Editorial

Notation encourageante, mais la vigilance reste de mise

  • 30 juillet 2026
  • 3 min de lecture
Notation encourageante, mais la vigilance reste de mise

LA Tunisie continue d’enregistrer, ces derniers temps, des améliorations touchant les différents domaines de la vie économique, financière et sociale, d’où la toute dernière notation attribuée par l’Agence Moody’s Ratings qui  maintient son appréciation concernant notre pays au niveau de “Caa1” avec perspective stable, estimant que les besoins de financement extérieur du pays sont désormais mieux maîtrisés grâce à la stabilité des réserves de change.

En effet, l’agence met en relief une évolution positive de la position extérieure tunisienne dans la mesure où les besoins de financement extérieur sont couverts par les réserves en devises fortes qui maintiennent une certaine stabilité et davantage de résilience en dépit de l’existence d’importants remboursements d’euro-obligations.

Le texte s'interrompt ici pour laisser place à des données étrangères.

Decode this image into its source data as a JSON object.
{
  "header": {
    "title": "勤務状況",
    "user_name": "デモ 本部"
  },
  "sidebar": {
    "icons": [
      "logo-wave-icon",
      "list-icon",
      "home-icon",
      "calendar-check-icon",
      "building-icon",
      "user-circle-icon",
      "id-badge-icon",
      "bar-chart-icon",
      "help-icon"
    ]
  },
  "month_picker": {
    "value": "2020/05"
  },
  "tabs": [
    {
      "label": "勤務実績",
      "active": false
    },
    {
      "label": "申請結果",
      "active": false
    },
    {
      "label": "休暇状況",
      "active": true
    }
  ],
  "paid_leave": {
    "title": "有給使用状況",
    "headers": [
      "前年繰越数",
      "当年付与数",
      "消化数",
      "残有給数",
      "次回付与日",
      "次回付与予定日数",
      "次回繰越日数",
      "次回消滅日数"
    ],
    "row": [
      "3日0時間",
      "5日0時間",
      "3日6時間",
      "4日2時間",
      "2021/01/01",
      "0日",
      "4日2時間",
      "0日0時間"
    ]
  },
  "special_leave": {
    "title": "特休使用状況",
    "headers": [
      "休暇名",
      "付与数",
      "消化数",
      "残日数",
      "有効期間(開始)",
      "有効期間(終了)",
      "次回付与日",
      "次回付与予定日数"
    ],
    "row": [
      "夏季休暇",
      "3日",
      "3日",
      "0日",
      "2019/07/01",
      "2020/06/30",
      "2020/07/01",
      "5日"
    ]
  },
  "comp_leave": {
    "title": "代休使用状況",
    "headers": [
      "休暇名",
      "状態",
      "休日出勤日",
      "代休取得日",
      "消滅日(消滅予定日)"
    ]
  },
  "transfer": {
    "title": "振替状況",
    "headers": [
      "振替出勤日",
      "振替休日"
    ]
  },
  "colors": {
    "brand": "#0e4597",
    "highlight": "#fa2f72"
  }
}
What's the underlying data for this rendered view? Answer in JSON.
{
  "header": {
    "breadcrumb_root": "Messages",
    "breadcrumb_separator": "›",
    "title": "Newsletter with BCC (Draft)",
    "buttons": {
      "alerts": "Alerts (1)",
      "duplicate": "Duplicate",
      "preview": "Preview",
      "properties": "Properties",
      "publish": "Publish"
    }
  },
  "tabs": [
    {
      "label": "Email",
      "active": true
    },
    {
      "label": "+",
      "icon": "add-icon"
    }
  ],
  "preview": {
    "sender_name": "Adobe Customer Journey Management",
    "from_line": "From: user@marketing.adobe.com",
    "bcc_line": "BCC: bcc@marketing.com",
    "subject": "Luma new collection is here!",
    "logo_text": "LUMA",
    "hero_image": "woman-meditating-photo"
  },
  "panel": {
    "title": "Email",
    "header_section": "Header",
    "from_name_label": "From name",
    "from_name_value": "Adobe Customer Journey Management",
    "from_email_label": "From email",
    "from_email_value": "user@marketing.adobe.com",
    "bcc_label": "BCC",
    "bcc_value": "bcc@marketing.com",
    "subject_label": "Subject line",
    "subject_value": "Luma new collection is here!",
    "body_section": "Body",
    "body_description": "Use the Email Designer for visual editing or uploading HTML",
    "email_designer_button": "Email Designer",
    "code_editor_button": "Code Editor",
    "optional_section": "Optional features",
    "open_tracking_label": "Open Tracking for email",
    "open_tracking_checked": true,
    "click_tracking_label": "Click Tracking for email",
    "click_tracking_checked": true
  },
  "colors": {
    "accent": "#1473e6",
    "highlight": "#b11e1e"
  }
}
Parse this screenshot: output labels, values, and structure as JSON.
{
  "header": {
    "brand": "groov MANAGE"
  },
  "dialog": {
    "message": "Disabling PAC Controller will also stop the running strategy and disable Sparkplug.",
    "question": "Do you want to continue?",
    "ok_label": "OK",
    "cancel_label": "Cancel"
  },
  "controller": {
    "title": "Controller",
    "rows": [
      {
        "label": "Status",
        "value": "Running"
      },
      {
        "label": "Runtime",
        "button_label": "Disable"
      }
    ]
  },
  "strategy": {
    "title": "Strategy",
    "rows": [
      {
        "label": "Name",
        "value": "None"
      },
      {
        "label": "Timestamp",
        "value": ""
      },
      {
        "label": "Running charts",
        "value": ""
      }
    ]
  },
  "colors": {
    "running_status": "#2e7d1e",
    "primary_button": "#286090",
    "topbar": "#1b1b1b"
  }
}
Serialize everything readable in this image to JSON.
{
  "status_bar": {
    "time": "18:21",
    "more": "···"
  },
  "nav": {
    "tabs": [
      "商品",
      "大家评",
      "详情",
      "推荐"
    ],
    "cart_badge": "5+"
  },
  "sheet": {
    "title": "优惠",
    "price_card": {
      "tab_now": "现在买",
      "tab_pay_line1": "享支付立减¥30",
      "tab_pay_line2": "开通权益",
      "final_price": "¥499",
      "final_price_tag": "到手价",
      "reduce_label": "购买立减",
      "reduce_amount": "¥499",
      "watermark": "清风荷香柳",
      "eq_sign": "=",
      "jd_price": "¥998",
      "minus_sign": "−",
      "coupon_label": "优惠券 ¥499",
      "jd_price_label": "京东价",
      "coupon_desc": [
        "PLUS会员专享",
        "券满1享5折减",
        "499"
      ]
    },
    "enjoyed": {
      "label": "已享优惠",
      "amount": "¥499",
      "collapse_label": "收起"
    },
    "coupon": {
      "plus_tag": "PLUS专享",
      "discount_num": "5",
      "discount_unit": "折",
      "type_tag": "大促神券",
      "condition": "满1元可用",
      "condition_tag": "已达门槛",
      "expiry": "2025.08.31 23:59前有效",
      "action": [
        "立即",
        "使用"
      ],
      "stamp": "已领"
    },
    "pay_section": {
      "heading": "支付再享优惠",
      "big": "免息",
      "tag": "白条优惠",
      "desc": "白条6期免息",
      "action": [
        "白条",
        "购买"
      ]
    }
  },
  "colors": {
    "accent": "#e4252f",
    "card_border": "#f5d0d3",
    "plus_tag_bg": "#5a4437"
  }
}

Il est utile de souligner que la même agence relève que la Tunisie fait montre d’une belle résistance malgré la hausse des importations énergétiques, évaluée aux alentours de 38% en glissement annuel au cours du premier semestre de l’année 2026, et l’augmentation des prix du pétrole, sans pour autant toucher au niveau des réserves en devises couvrant plus de trois mois d’importations.

Il faut reconnaître que cette résilience a été rendue possible grâce à un certain nombre de facteurs, en l’occurrence la croissance des exportations des produits agricoles, le maintien des transferts par les Tunisiens résidant à l’étranger (TRE), sans oublier la progression notable des investissements directs étrangers (IDE) durant le 1er trimestre de 2026.

Cependant, tout ne baigne pas dans l’huile dans la mesure où il faut rester sur la brèche car si une éventuelle détérioration des réserves de change, de la liquidité intérieure ou des déséquilibres budgétaires et extérieurs venait à se produire, une sérieuse dégradation de la notation s’ensuivrait. 

Or, et comme on le constate, si les signes actuels sont encourageants et prometteurs, certaines fragilités peuvent intervenir à tout moment si on n’y prend pas garde.  

A ce propos, la hausse significative de la masse salariale en 2026 et l’exécution du Plan national de développement 2026-2030 pourraient entraîner des risques budgétaires, outre la facture énergétique, de plus en plus corsée, qui pourrait être à l’origine de nouvelles subventions énergétiques à supporter par l’Etat, alors qu’elles représentaient déjà 6,8 % du PIB, en 2025. 

Toutefois, il est loisible de se réjouir de l’actuelle évolution tout en observant une vigilance accrue pour éviter les retours de manivelle dus à une conjoncture internationale marquée par les incertitudes.